Applicable Scenarios

  1. Resource-Constrained Deployment: Scenarios where large-scale fine-tuning is infeasible
  2. Dynamic Preference Adjustment: Applications requiring rapid adaptation to different preferences
  3. Multi-Task Systems: Systems needing flexible alignment strategy switching across tasks
  4. Safety-Critical Applications: Scenarios requiring additional safety checks at inference time

References

The paper cites extensive related work, primarily including:

  • Foundational LLM research (GPT series, LLaMA, Gemma, etc.)
  • Preference alignment methods (RLHF, DPO, SimPO, etc.)
  • Test-time alignment techniques (ARGS, RAIN, RE-Control, etc.)
  • Control theory foundations (MPC, MPPI, etc.)
  • Reinforcement learning theory (hierarchical RL, trajectory optimization, etc.)

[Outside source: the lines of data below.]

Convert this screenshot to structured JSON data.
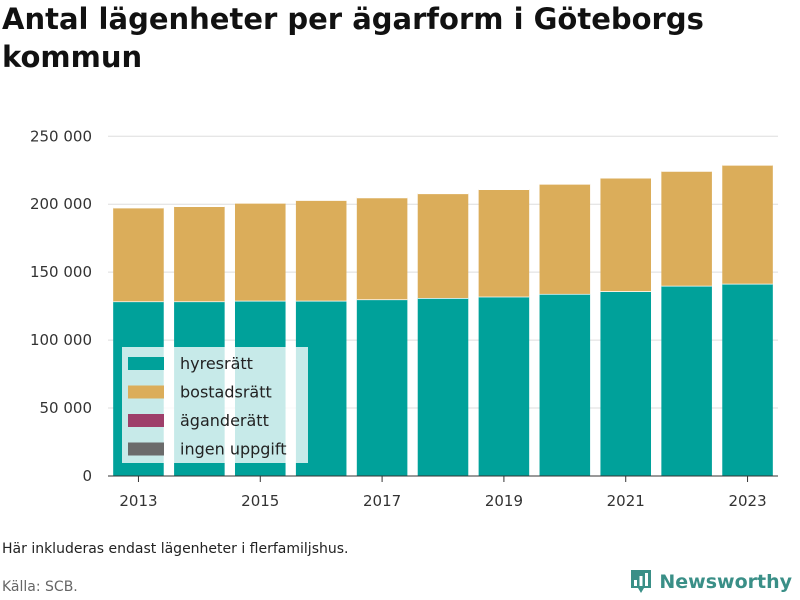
{
  "title": "Antal lägenheter per ägarform i Göteborgs kommun",
  "note": "Här inkluderas endast lägenheter i flerfamiljshus.",
  "source": "Källa: SCB.",
  "brand": {
    "name": "Newsworthy",
    "icon": "newsworthy-logo-icon",
    "color": "#3a8f87"
  },
  "chart_data": {
    "type": "bar",
    "stacked": true,
    "categories": [
      "2013",
      "2014",
      "2015",
      "2016",
      "2017",
      "2018",
      "2019",
      "2020",
      "2021",
      "2022",
      "2023"
    ],
    "x_tick_labels": [
      "2013",
      "2015",
      "2017",
      "2019",
      "2021",
      "2023"
    ],
    "y_ticks": [
      0,
      50000,
      100000,
      150000,
      200000,
      250000
    ],
    "y_tick_labels": [
      "0",
      "50 000",
      "100 000",
      "150 000",
      "200 000",
      "250 000"
    ],
    "ylim": [
      0,
      262000
    ],
    "grid": true,
    "legend_position": "bottom-left",
    "series": [
      {
        "name": "hyresrätt",
        "color": "#00a19a",
        "values": [
          128500,
          128500,
          129000,
          129000,
          130000,
          131000,
          132000,
          134000,
          136000,
          140000,
          141500
        ]
      },
      {
        "name": "bostadsrätt",
        "color": "#dbad5a",
        "values": [
          69000,
          70000,
          72000,
          74000,
          75000,
          77000,
          79000,
          81000,
          83500,
          84500,
          87500
        ]
      },
      {
        "name": "äganderätt",
        "color": "#9e3f6a",
        "values": [
          0,
          0,
          0,
          0,
          0,
          0,
          0,
          0,
          0,
          0,
          0
        ]
      },
      {
        "name": "ingen uppgift",
        "color": "#6b6b6b",
        "values": [
          0,
          0,
          0,
          0,
          0,
          0,
          0,
          0,
          0,
          0,
          0
        ]
      }
    ]
  }
}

Summary: This is a high-quality paper with significant contributions in both theoretical innovation and practical application. The authors successfully adapt the MPC framework from control theory to the preference alignment problem in language generation, proposing the innovative TMPC method, and comprehensively validate its effectiveness through extensive experiments. This work provides a new research direction for test-time alignment with important academic value and practical significance.